A: Every student must complete entrance counseling before they take a student loan; that lets them know their rights and responsibilities as a borrower. Once they graduate or leave school, they must complete exit counseling. We vigorously enforce that. We make sure that we call and send emails and make sure that all students do that. Also this year we’re visiting some PC 101 classes that we’ve been invited to. They’re some really good websites out there: studentloans.gov, NSLDS.ed.gov, GAcollege411.
Q: Would you say that Piedmont students are more or less prepared to deal with student loan debt after graduation compared to students at other colleges?
A: Based on our cohort default rate, I would have to say that they are better prepared. Our default rate shows that our students are paying back their student loans. I think our average debt also shows that our students are not borrowing so much that they’re never going to be able to dig themselves out of the hole. I feel pretty confident about where our students are.
Q: How do you feel the current system of communication is between students and financial aid?
A: I think it works well. I definitely think there are things that we can do better, but I think with our current technology and what we do with our resources, I think we do a very good job.

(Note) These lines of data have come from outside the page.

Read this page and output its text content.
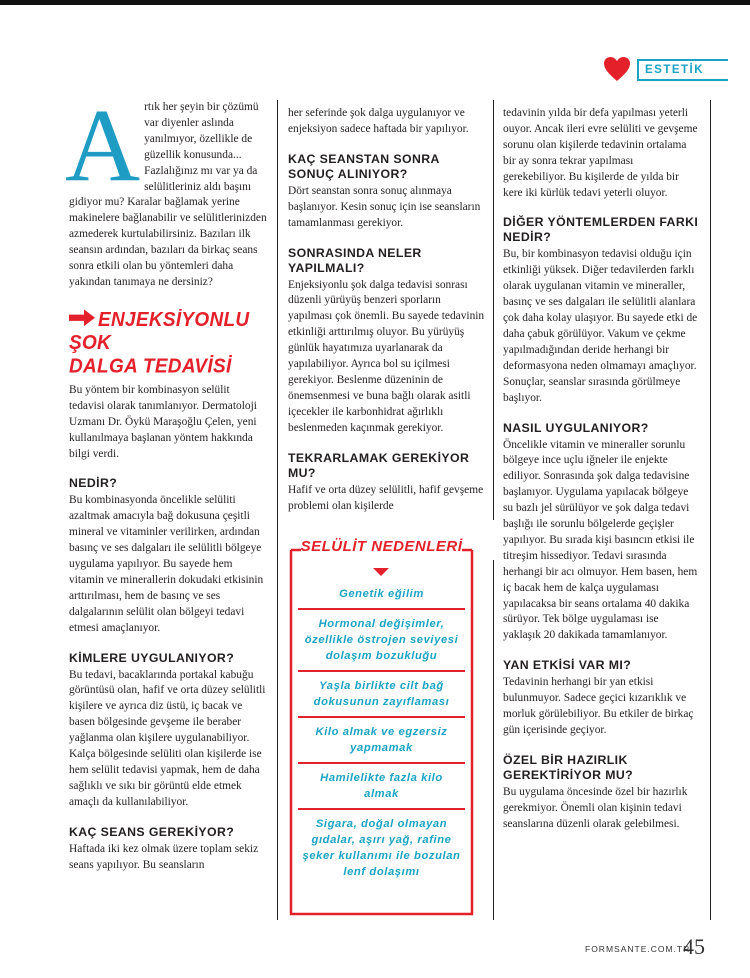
ESTETİK

A rtık her şeyin bir çözümü var diyenler aslında yanılmıyor, özellikle de güzellik konusunda... Fazlalığınız mı var ya da selülitleriniz aldı başını gidiyor mu? Karalar bağlamak yerine makinelere bağlanabilir ve selülitlerinizden azmederek kurtulabilirsiniz. Bazıları ilk seansın ardından, bazıları da birkaç seans sonra etkili olan bu yöntemleri daha yakından tanımaya ne dersiniz?

ENJEKSİYONLU ŞOK
DALGA TEDAVİSİ

Bu yöntem bir kombinasyon selülit tedavisi olarak tanımlanıyor. Dermatoloji Uzmanı Dr. Öykü Maraşoğlu Çelen, yeni kullanılmaya başlanan yöntem hakkında bilgi verdi.

NEDİR?

Bu kombinasyonda öncelikle selüliti azaltmak amacıyla bağ dokusuna çeşitli mineral ve vitaminler verilirken, ardından basınç ve ses dalgaları ile selülitli bölgeye uygulama yapılıyor. Bu sayede hem vitamin ve minerallerin dokudaki etkisinin arttırılması, hem de basınç ve ses dalgalarının selülit olan bölgeyi tedavi etmesi amaçlanıyor.

KİMLERE UYGULANIYOR?

Bu tedavi, bacaklarında portakal kabuğu görüntüsü olan, hafif ve orta düzey selülitli kişilere ve ayrıca diz üstü, iç bacak ve basen bölgesinde gevşeme ile beraber yağlanma olan kişilere uygulanabiliyor. Kalça bölgesinde selüliti olan kişilerde ise hem selülit tedavisi yapmak, hem de daha sağlıklı ve sıkı bir görüntü elde etmek amaçlı da kullanılabiliyor.

KAÇ SEANS GEREKİYOR?

Haftada iki kez olmak üzere toplam sekiz seans yapılıyor. Bu seansların

her seferinde şok dalga uygulanıyor ve enjeksiyon sadece haftada bir yapılıyor.

KAÇ SEANSTAN SONRA SONUÇ ALINIYOR?

Dört seanstan sonra sonuç alınmaya başlanıyor. Kesin sonuç için ise seansların tamamlanması gerekiyor.

SONRASINDA NELER YAPILMALI?

Enjeksiyonlu şok dalga tedavisi sonrası düzenli yürüyüş benzeri sporların yapılması çok önemli. Bu sayede tedavinin etkinliği arttırılmış oluyor. Bu yürüyüş günlük hayatımıza uyarlanarak da yapılabiliyor. Ayrıca bol su içilmesi gerekiyor. Beslenme düzeninin de önemsenmesi ve buna bağlı olarak asitli içecekler ile karbonhidrat ağırlıklı beslenmeden kaçınmak gerekiyor.

TEKRARLAMAK GEREKİYOR MU?

Hafif ve orta düzey selülitli, hafif gevşeme problemi olan kişilerde

SELÜLİT NEDENLERİ
Genetik eğilim
Hormonal değişimler, özellikle östrojen seviyesi dolaşım bozukluğu
Yaşla birlikte cilt bağ dokusunun zayıflaması
Kilo almak ve egzersiz yapmamak
Hamilelikte fazla kilo almak
Sigara, doğal olmayan gıdalar, aşırı yağ, rafine şeker kullanımı ile bozulan lenf dolaşımı

tedavinin yılda bir defa yapılması yeterli ouyor. Ancak ileri evre selüliti ve gevşeme sorunu olan kişilerde tedavinin ortalama bir ay sonra tekrar yapılması gerekebiliyor. Bu kişilerde de yılda bir kere iki kürlük tedavi yeterli oluyor.

DİĞER YÖNTEMLERDEN FARKI NEDİR?

Bu, bir kombinasyon tedavisi olduğu için etkinliği yüksek. Diğer tedavilerden farklı olarak uygulanan vitamin ve mineraller, basınç ve ses dalgaları ile selülitli alanlara çok daha kolay ulaşıyor. Bu sayede etki de daha çabuk görülüyor. Vakum ve çekme yapılmadığından deride herhangi bir deformasyona neden olmamayı amaçlıyor. Sonuçlar, seanslar sırasında görülmeye başlıyor.

NASIL UYGULANIYOR?

Öncelikle vitamin ve mineraller sorunlu bölgeye ince uçlu iğneler ile enjekte ediliyor. Sonrasında şok dalga tedavisine başlanıyor. Uygulama yapılacak bölgeye su bazlı jel sürülüyor ve şok dalga tedavi başlığı ile sorunlu bölgelerde geçişler yapılıyor. Bu sırada kişi basıncın etkisi ile titreşim hissediyor. Tedavi sırasında herhangi bir acı olmuyor. Hem basen, hem iç bacak hem de kalça uygulaması yapılacaksa bir seans ortalama 40 dakika sürüyor. Tek bölge uygulaması ise yaklaşık 20 dakikada tamamlanıyor.

YAN ETKİSİ VAR MI?

Tedavinin herhangi bir yan etkisi bulunmuyor. Sadece geçici kızarıklık ve morluk görülebiliyor. Bu etkiler de birkaç gün içerisinde geçiyor.

ÖZEL BİR HAZIRLIK GEREKTİRİYOR MU?

Bu uygulama öncesinde özel bir hazırlık gerekmiyor. Önemli olan kişinin tedavi seanslarına düzenli olarak gelebilmesi.

FORMSANTE.COM.TR
45
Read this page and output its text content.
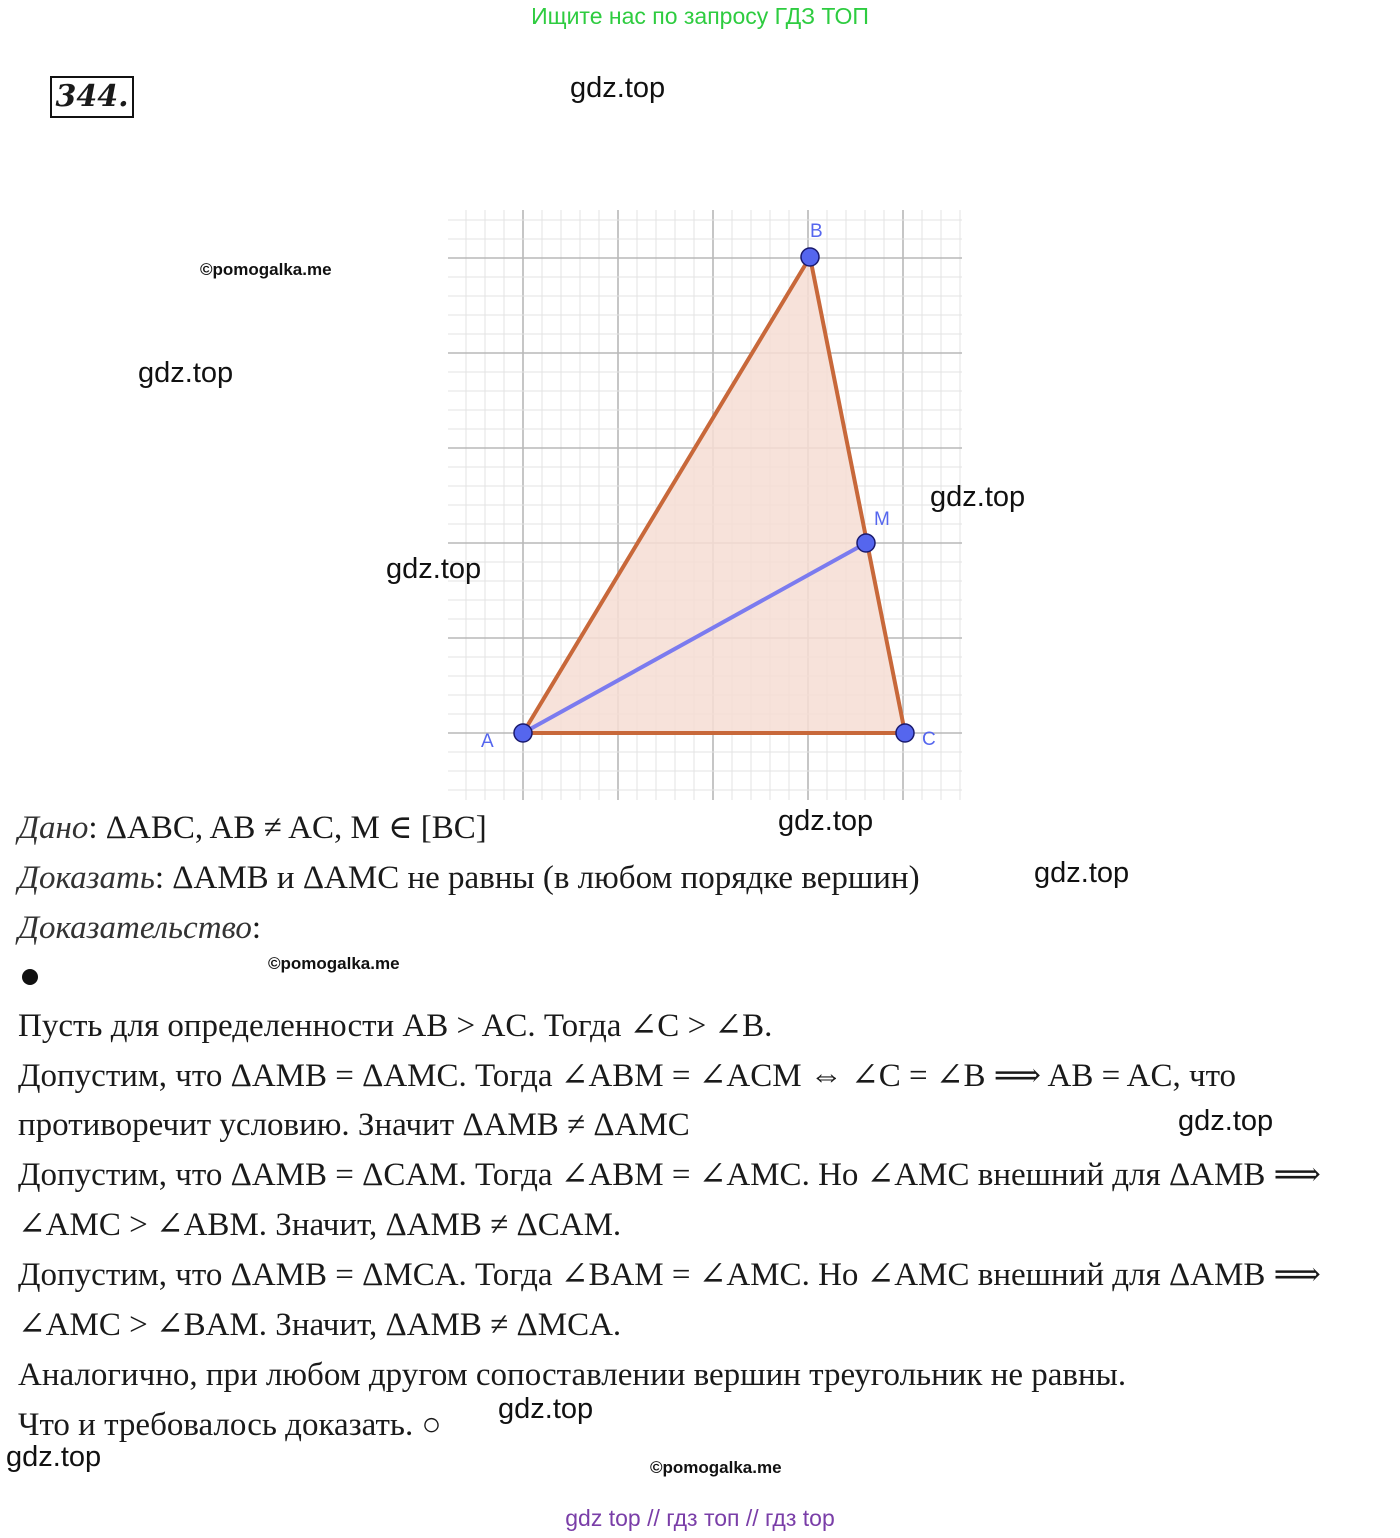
Ищите нас по запросу ГДЗ ТОП
344.
A
B
M
C
gdz.top
©pomogalka.me
gdz.top
gdz.top
gdz.top
gdz.top
gdz.top
©pomogalka.me
gdz.top
gdz.top
gdz.top	©pomogalka.me
Дано: ΔABC, AB ≠ AC, M ∈ [BC]
Доказать: ΔAMB и ΔAMC не равны (в любом порядке вершин)
Доказательство:
Пусть для определенности AB > AC. Тогда ∠C > ∠B.
Допустим, что ΔAMB = ΔAMC. Тогда ∠ABM = ∠ACM ⇔ ∠C = ∠B ⟹ AB = AC, что
противоречит условию. Значит ΔAMB ≠ ΔAMC
Допустим, что ΔAMB = ΔCAM. Тогда ∠ABM = ∠AMC. Но ∠AMC внешний для ΔAMB ⟹
∠AMC > ∠ABM. Значит, ΔAMB ≠ ΔCAM.
Допустим, что ΔAMB = ΔMCA. Тогда ∠BAM = ∠AMC. Но ∠AMC внешний для ΔAMB ⟹
∠AMC > ∠BAM. Значит, ΔAMB ≠ ΔMCA.
Аналогично, при любом другом сопоставлении вершин треугольник не равны.
Что и требовалось доказать. ○
gdz top // гдз топ // гдз top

Q: Could anything be done to enhance it?
A: I think we are doing some of those things to enhance it. The college itself is moving to a new student system in the next couple of years. I think that’s going to allow for a little bit better transparency. Right now we have paper files, and if a student wants to know what’s going on, they have to come into the office or request an award letter or request an invoice from the business office. I think when we do move to the online system it’s going to have better transparency. Students will be able to see right then and there what they’re getting, and they’ll be able to do it on their own time.